These are very, very serious things which I think are likely to push the U.S. and the world — I mean, Europe is already in recession — and they’re likely to put the U.S. in some kind of recession six to nine months from now.
Jamie Dimon (JPMorgan CEO)
Living in California, I learned that so-called progressives still believe in Santa Claus as adults. How else is it possible to define “energy deregulation” as deregulating energy producers but capping the price utilities can charge? Which is what the California Legislature (AB 1890) did in 1996, resulting in the recall of Gov. Gray Davis (D) and bankruptcies. The same nonsense has Europe and the USA now teetering on economic ruin.
After banning fossil fuels, cutting the EU economy off from Russian gas and oil, and telling Americans solidarity with the Ukraine is worth exorbitant energy prices, Joe “Big Lie” Biden is about to get dope-slapped by voters. A clever slogan like “Putin’s price hike” isn’t fooling anybody, because the energy crisis began in 2021 – before Russia invaded Ukraine – and his fossil-fuel sanctions led to a 25% increase in Russia’s corporate profits between March and August.
Green politicians blame Putin to divert voter attention from their malpractice; 50% decrease (down $400 billion) in oil and gas investment since 2014, lots of nuclear plant closures after the Fukushima disaster, and ongoing over-investment in unreliable renewables. They left the world ill-prepared for a post-Covid boom and subsequent rebound in the demand for energy.
Unreliable: like a wind drought in Europe or solar failing the Texas energy grid. Ill-prepared: like nuclear power plants shut down ahead of schedule, fewer federal-land leases to the oil and gas sector, or Wall Street’s disinterest in oil-and-gas. This combined to constrain first-world companies and households in 2022:
- European aluminum smelters, gas factories, and fertilizer plants have closed
- German unions claim the country’s manufacturing sector is about to collapse
- 11 million households in the UK are behind on their utility bills
- 20 million households in the US are behind on their utility bills.
- An August heatwave pushed the Texas grid to the limits for seven straight days
- The California grid operator had to ration consumers
Europe is already in a recession, and American is not far behind (if not already), because liberals accelerated the end of fossil fuels at the worst possible time. When COVID capsized the US economy, the President could have cancelled the Jones Act, which prevents foreign-owned ships from transporting American LNG from the Gulf coast to New England. That’s just a peek into the green energy-insanity trifecta.

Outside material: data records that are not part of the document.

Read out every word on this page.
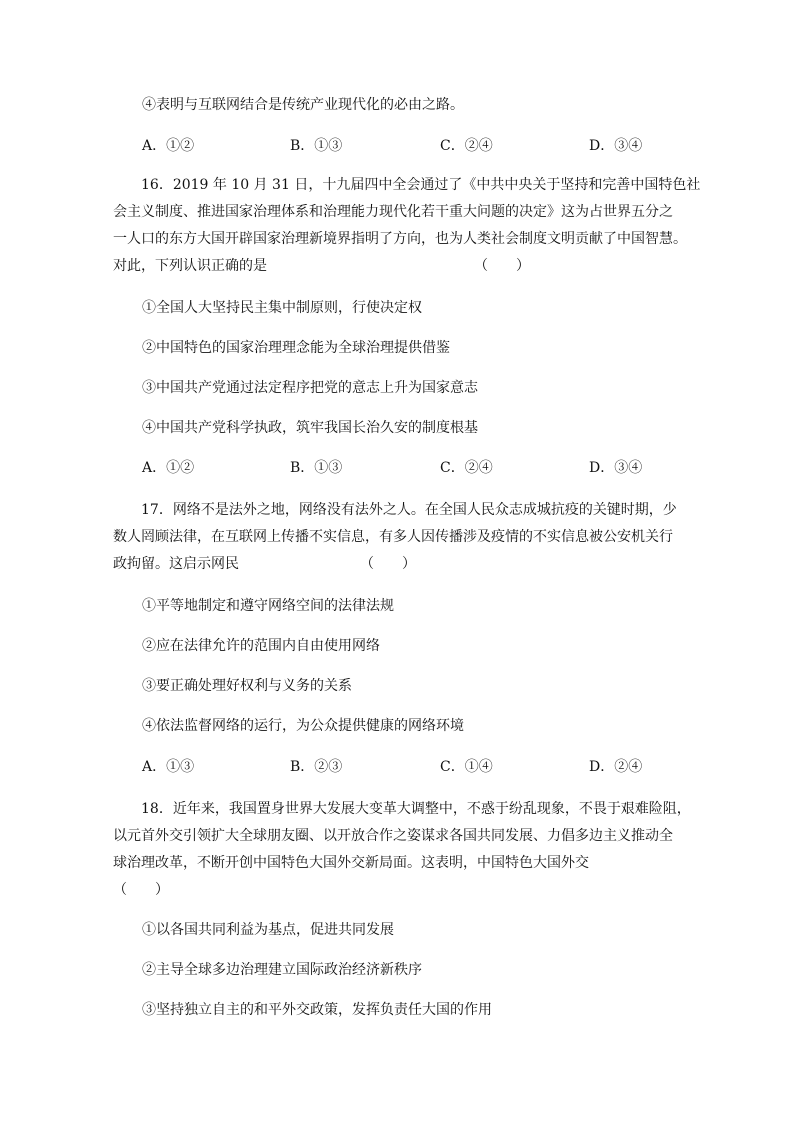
④表明与互联网结合是传统产业现代化的必由之路。
A．①②	B．①③	C．②④	D．③④
16．2019 年 10 月 31 日，十九届四中全会通过了《中共中央关于坚持和完善中国特色社
会主义制度、推进国家治理体系和治理能力现代化若干重大问题的决定》这为占世界五分之
一人口的东方大国开辟国家治理新境界指明了方向，也为人类社会制度文明贡献了中国智慧。
对此，下列认识正确的是	（　　）
①全国人大坚持民主集中制原则，行使决定权
②中国特色的国家治理理念能为全球治理提供借鉴
③中国共产党通过法定程序把党的意志上升为国家意志
④中国共产党科学执政，筑牢我国长治久安的制度根基
A．①②	B．①③	C．②④	D．③④
17．网络不是法外之地，网络没有法外之人。在全国人民众志成城抗疫的关键时期，少
数人罔顾法律，在互联网上传播不实信息，有多人因传播涉及疫情的不实信息被公安机关行
政拘留。这启示网民	（　　）
①平等地制定和遵守网络空间的法律法规
②应在法律允许的范围内自由使用网络
③要正确处理好权利与义务的关系
④依法监督网络的运行，为公众提供健康的网络环境
A．①③	B．②③	C．①④	D．②④
18．近年来，我国置身世界大发展大变革大调整中，不惑于纷乱现象，不畏于艰难险阻，
以元首外交引领扩大全球朋友圈、以开放合作之姿谋求各国共同发展、力倡多边主义推动全
球治理改革，不断开创中国特色大国外交新局面。这表明，中国特色大国外交
（　　）
①以各国共同利益为基点，促进共同发展
②主导全球多边治理建立国际政治经济新秩序
③坚持独立自主的和平外交政策，发挥负责任大国的作用
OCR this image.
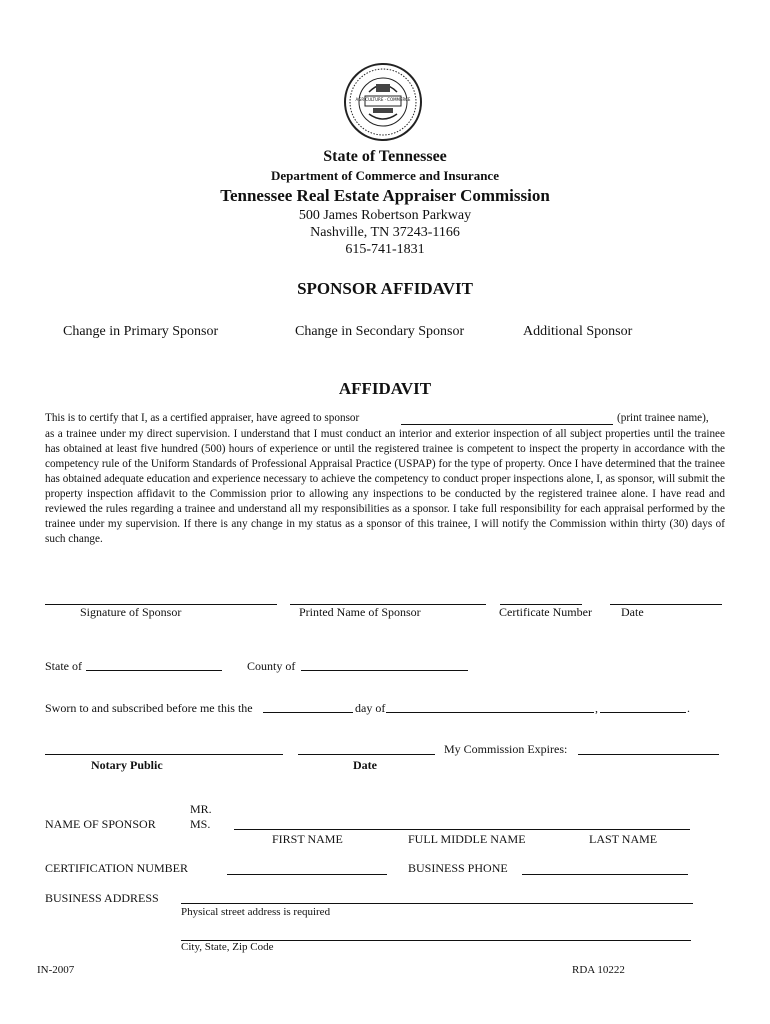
AGRICULTURE · COMMERCE
State of Tennessee
Department of Commerce and Insurance
Tennessee Real Estate Appraiser Commission
500 James Robertson Parkway
Nashville, TN 37243-1166
615-741-1831
SPONSOR AFFIDAVIT
Change in Primary Sponsor	Change in Secondary Sponsor	Additional Sponsor
AFFIDAVIT
This is to certify that I, as a certified appraiser, have agreed to sponsor	(print trainee name),
as a trainee under my direct supervision. I understand that I must conduct an interior and exterior inspection of all subject properties until the trainee has obtained at least five hundred (500) hours of experience or until the registered trainee is competent to inspect the property in accordance with the competency rule of the Uniform Standards of Professional Appraisal Practice (USPAP) for the type of property. Once I have determined that the trainee has obtained adequate education and experience necessary to achieve the competency to conduct proper inspections alone, I, as sponsor, will submit the property inspection affidavit to the Commission prior to allowing any inspections to be conducted by the registered trainee alone. I have read and reviewed the rules regarding a trainee and understand all my responsibilities as a sponsor. I take full responsibility for each appraisal performed by the trainee under my supervision. If there is any change in my status as a sponsor of this trainee, I will notify the Commission within thirty (30) days of such change.
Signature of Sponsor	Printed Name of Sponsor	Certificate Number Date
State of	County of
Sworn to and subscribed before me this the	day of	,	.
My Commission Expires:
Notary Public	Date
MR.
MS.
NAME OF SPONSOR
FIRST NAME	FULL MIDDLE NAME	LAST NAME
CERTIFICATION NUMBER	BUSINESS PHONE
BUSINESS ADDRESS
Physical street address is required
City, State, Zip Code
IN-2007	RDA 10222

One, they enacted lucrative production tax credits for solar and wind, resulting in overbuilding, and subsidized negative prices that pushed reliable power plants off the grid. This backfired, because a plummet in wind and solar production left California on the brink of blackouts, until natural gas saved the day (providing over 50% of the state’s night-time energy).
Two, the Nuclear Regulatory Commission has such stringent regulations for design and safety that the last two reactors were built in 2016 and 1996. The approval process is too long and the safety standards too subjective. Severe radiation accidents – like almost all commercial airline crashes – result from human error; thus, it’s absurd to assume no lessons have been learned or technologies improved.
Three, Democrats made hydrocarbons less abundant, despite needing cheap fossil fuels to update the energy grid, and construct more battery storage and clean energy plants. Natural gas is the primary driver of less carbon emissions, but they oppose new drilling and pipelines. This hurts the environment and taxes America’s poorest citizens.
To win in November 2020, Biden promised a “return to normalcy” and Democrats promised to “build back better.” Back then, a gallon of regular cost $2.11, diesel cost $2.37, and heating oil cost $1.01. Nothing normal or better about energy costs on Biden’s watch. A year ago, Americans paid $3.27 for a gallon of regular gas and $3.46 for diesel. Today, they pay $3.92 for regular and and $5.12 for diesel (source: AAA). A gallon of heating oil has risen from $1.45 to $3.77 in 2022 (source: Trading Economics).
The Democrat “transition away” from fossil fuels is not “better” – nor is the Inflation Reduction Act, which grants more power to the EPA, raises taxes on oil and gas, and further subsidizes unreliable solar and wind companies. The price-dip of summer and mid-term hopes of Democrats have vanished, because voters are tired of Biden’s double-talk (blame Putin for higher gas prices and take personal credit for lower prices) and paying the consequences.
Too bad 2024 is still two years away, because he deserves the same butt-kicking Jimmy Carter got in 1980.